Robotic Process Automation (RPA) is one of the most exciting developments in Business Process Management (BPM) in recent history. Some industry experts believe it may be even more transformational than cloud computing.

However, is this game-changing technology all that new? Any BPM practitioner with a sense of history knows that RPA has been around for a long, long time. For instance, inbound call centers have been using Interactive Voice Response Systems (IVRS) for years. These systems employ robots to guide customers, accept key tone or voice-based responses, and pass on instructions to the underlying application to complete a transaction. Similarly, optical character recognition (OCR) technology—also classified as software robots—have been used for a while now to deliver high auto-extraction efficiencies. Moreover, since the advent of web-based solutions, the industry has always used internet BOTs (short form for Robots) for auto-posting of data. Software Testing industry has used similar type of automation for many years to post data in applications to manage functional, integration, user and more significantly regression testing.
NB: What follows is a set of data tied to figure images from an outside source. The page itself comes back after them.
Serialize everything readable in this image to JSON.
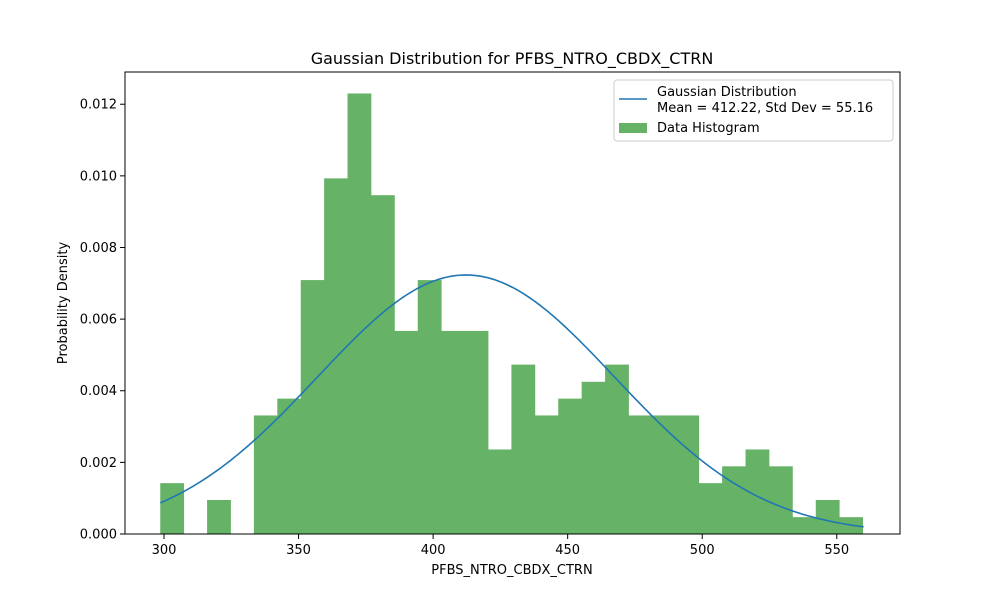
{
  "chart_data": {
    "type": "bar",
    "title": "Gaussian Distribution for PFBS_NTRO_CBDX_CTRN",
    "xlabel": "PFBS_NTRO_CBDX_CTRN",
    "ylabel": "Probability Density",
    "xlim": [
      285.5,
      573.5
    ],
    "ylim": [
      0,
      0.0129
    ],
    "xticks": [
      300,
      350,
      400,
      450,
      500,
      550
    ],
    "yticks": [
      0.0,
      0.002,
      0.004,
      0.006,
      0.008,
      0.01,
      0.012
    ],
    "ytick_labels": [
      "0.000",
      "0.002",
      "0.004",
      "0.006",
      "0.008",
      "0.010",
      "0.012"
    ],
    "grid": false,
    "legend_position": "top-right",
    "histogram": {
      "name": "Data Histogram",
      "color": "#66b266",
      "bin_start": 298.6,
      "bin_width": 8.7,
      "densities": [
        0.00142,
        0,
        0.00095,
        0,
        0.00331,
        0.00378,
        0.00709,
        0.00993,
        0.0123,
        0.00946,
        0.00567,
        0.00709,
        0.00567,
        0.00567,
        0.00236,
        0.00473,
        0.00331,
        0.00378,
        0.00425,
        0.00473,
        0.00331,
        0.00331,
        0.00331,
        0.00142,
        0.00189,
        0.00236,
        0.00189,
        0.00047,
        0.00095,
        0.00047
      ]
    },
    "gaussian": {
      "name_line1": "Gaussian Distribution",
      "name_line2": "Mean = 412.22, Std Dev = 55.16",
      "mean": 412.22,
      "std": 55.16,
      "x_range": [
        298.6,
        560.0
      ],
      "color": "#1f77b4"
    }
  }
}
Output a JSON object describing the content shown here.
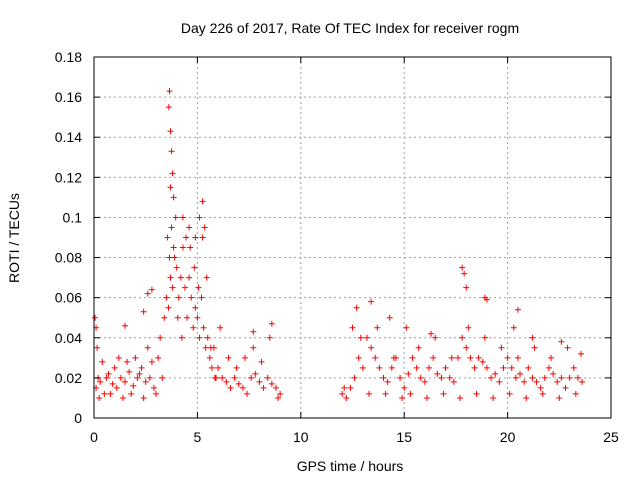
{
  "chart_data": {
    "type": "scatter",
    "title": "Day 226 of 2017, Rate Of TEC Index for receiver rogm",
    "xlabel": "GPS time / hours",
    "ylabel": "ROTI / TECUs",
    "xlim": [
      0,
      25
    ],
    "ylim": [
      0,
      0.18
    ],
    "xticks": [
      "0",
      "5",
      "10",
      "15",
      "20",
      "25"
    ],
    "yticks": [
      "0",
      "0.02",
      "0.04",
      "0.06",
      "0.08",
      "0.1",
      "0.12",
      "0.14",
      "0.16",
      "0.18"
    ],
    "grid": true,
    "marker": "+",
    "color": "#ff0000",
    "series": [
      {
        "x": [
          0.1,
          0.2,
          0.3,
          0.5,
          0.7,
          0.9,
          1.1,
          1.3,
          1.5,
          1.7,
          1.9,
          2.1,
          2.3,
          2.5,
          2.7,
          2.9,
          3.1,
          3.2,
          3.4,
          3.5,
          3.6,
          3.7,
          3.8,
          3.9,
          4.0,
          4.1,
          4.2,
          4.3,
          4.4,
          4.5,
          4.6,
          4.7,
          4.8,
          4.9,
          5.0,
          5.1,
          5.2,
          5.3,
          5.4,
          5.5,
          5.6,
          5.7,
          5.8,
          5.9,
          6.0,
          6.2,
          6.4,
          6.6,
          6.8,
          7.0,
          7.2,
          7.4,
          7.6,
          7.8,
          8.0,
          8.2,
          8.4,
          8.6,
          8.8,
          9.0,
          0.15,
          0.25,
          0.4,
          0.6,
          0.8,
          1.0,
          1.2,
          1.4,
          1.6,
          1.8,
          2.0,
          2.2,
          2.4,
          2.6,
          2.8,
          3.0,
          3.3,
          3.55,
          3.65,
          3.75,
          3.85,
          3.95,
          4.05,
          4.25,
          4.45,
          4.65,
          4.85,
          5.05,
          5.25,
          5.45,
          5.65,
          5.85,
          6.1,
          6.5,
          6.9,
          7.3,
          7.7,
          8.1,
          8.5,
          8.9,
          3.65,
          3.62,
          3.7,
          3.75,
          3.8,
          3.7,
          3.85,
          4.3,
          4.6,
          4.9,
          5.1,
          5.25,
          5.35,
          1.5,
          2.4,
          2.6,
          2.8,
          0.05,
          0.1,
          7.7,
          8.6
        ],
        "y": [
          0.015,
          0.02,
          0.018,
          0.012,
          0.022,
          0.017,
          0.015,
          0.02,
          0.018,
          0.023,
          0.016,
          0.02,
          0.025,
          0.018,
          0.02,
          0.015,
          0.03,
          0.04,
          0.05,
          0.06,
          0.055,
          0.07,
          0.065,
          0.08,
          0.075,
          0.06,
          0.07,
          0.085,
          0.065,
          0.05,
          0.07,
          0.06,
          0.045,
          0.055,
          0.05,
          0.04,
          0.06,
          0.045,
          0.035,
          0.04,
          0.03,
          0.025,
          0.035,
          0.02,
          0.025,
          0.02,
          0.018,
          0.015,
          0.02,
          0.017,
          0.015,
          0.012,
          0.02,
          0.022,
          0.018,
          0.015,
          0.02,
          0.017,
          0.015,
          0.012,
          0.035,
          0.01,
          0.028,
          0.02,
          0.012,
          0.025,
          0.03,
          0.01,
          0.028,
          0.012,
          0.03,
          0.022,
          0.01,
          0.035,
          0.028,
          0.012,
          0.02,
          0.09,
          0.08,
          0.095,
          0.085,
          0.1,
          0.05,
          0.04,
          0.09,
          0.085,
          0.075,
          0.065,
          0.09,
          0.07,
          0.035,
          0.02,
          0.045,
          0.03,
          0.025,
          0.03,
          0.035,
          0.028,
          0.04,
          0.01,
          0.163,
          0.155,
          0.143,
          0.133,
          0.122,
          0.115,
          0.11,
          0.1,
          0.095,
          0.09,
          0.1,
          0.108,
          0.095,
          0.046,
          0.053,
          0.062,
          0.064,
          0.05,
          0.045,
          0.043,
          0.047
        ]
      },
      {
        "x": [
          12.0,
          12.2,
          12.4,
          12.6,
          12.8,
          13.0,
          13.2,
          13.4,
          13.6,
          13.8,
          14.0,
          14.2,
          14.4,
          14.6,
          14.8,
          15.0,
          15.2,
          15.4,
          15.6,
          15.8,
          16.0,
          16.2,
          16.4,
          16.6,
          16.8,
          17.0,
          17.2,
          17.4,
          17.6,
          17.8,
          18.0,
          18.2,
          18.4,
          18.6,
          18.8,
          19.0,
          19.2,
          19.4,
          19.6,
          19.8,
          20.0,
          20.2,
          20.4,
          20.6,
          20.8,
          21.0,
          21.2,
          21.4,
          21.6,
          21.8,
          22.0,
          22.2,
          22.4,
          22.6,
          22.8,
          23.0,
          23.2,
          23.4,
          23.6,
          12.1,
          12.5,
          12.9,
          13.3,
          13.7,
          14.1,
          14.5,
          14.9,
          15.3,
          15.7,
          16.1,
          16.5,
          16.9,
          17.3,
          17.7,
          18.1,
          18.5,
          18.9,
          19.3,
          19.7,
          20.1,
          20.5,
          20.9,
          21.3,
          21.7,
          22.1,
          22.5,
          22.9,
          23.3,
          23.55,
          12.7,
          13.4,
          14.3,
          15.1,
          16.3,
          17.8,
          17.9,
          18.0,
          18.9,
          19.0,
          20.3,
          20.5,
          21.2,
          22.6
        ],
        "y": [
          0.012,
          0.01,
          0.015,
          0.02,
          0.03,
          0.025,
          0.04,
          0.035,
          0.03,
          0.025,
          0.02,
          0.018,
          0.025,
          0.03,
          0.02,
          0.015,
          0.022,
          0.03,
          0.025,
          0.02,
          0.018,
          0.025,
          0.03,
          0.022,
          0.02,
          0.025,
          0.02,
          0.018,
          0.03,
          0.04,
          0.035,
          0.03,
          0.025,
          0.03,
          0.028,
          0.025,
          0.02,
          0.022,
          0.018,
          0.025,
          0.03,
          0.025,
          0.02,
          0.022,
          0.018,
          0.025,
          0.02,
          0.018,
          0.015,
          0.02,
          0.025,
          0.022,
          0.018,
          0.02,
          0.015,
          0.02,
          0.025,
          0.02,
          0.018,
          0.015,
          0.045,
          0.04,
          0.012,
          0.045,
          0.012,
          0.03,
          0.01,
          0.012,
          0.035,
          0.01,
          0.04,
          0.012,
          0.03,
          0.01,
          0.045,
          0.012,
          0.04,
          0.01,
          0.035,
          0.012,
          0.03,
          0.01,
          0.035,
          0.012,
          0.03,
          0.01,
          0.035,
          0.012,
          0.032,
          0.055,
          0.058,
          0.05,
          0.045,
          0.042,
          0.075,
          0.072,
          0.065,
          0.06,
          0.059,
          0.045,
          0.054,
          0.04,
          0.038
        ]
      }
    ]
  }
}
What is different about the latest wave of RPA is the maturity of both technology as well as the business processes it is applied to. The market for RPA is advancing rapidly—and widespread adoption of robotic automation could radically reshape the BPM marketplace. In my view, this transformation will be driven by a pursuit of five outcomes:

  • Cost reduction: Software robots are typically at least one third the price of an offshore FTE.
  • Efficiency: RPA can operate 24X7 without breaks provided the underlying core applications are available.
  • Accuracy: Human FTEs make data entry mistakes, whereas robots perform the same task the same way every time provided there is no judgment call required while processing transactions.
  • Improved audit and regulatory compliance: Robots can provide a detailed audit logs enabling advanced business analytics and improved compliance.
  • Ease of change management: Robots preserve application and data integrity by leveraging the existing application presentation layer and re-using existing application logic, databases and validation without deep understanding and re-engineering.

To sum up: RPA is not new. Without a doubt you and your organization have already been touched by robotic automation in one form or another. However, they say there’s nothing as powerful as an idea whose time has come. And the time for RPA-powered transformation is now.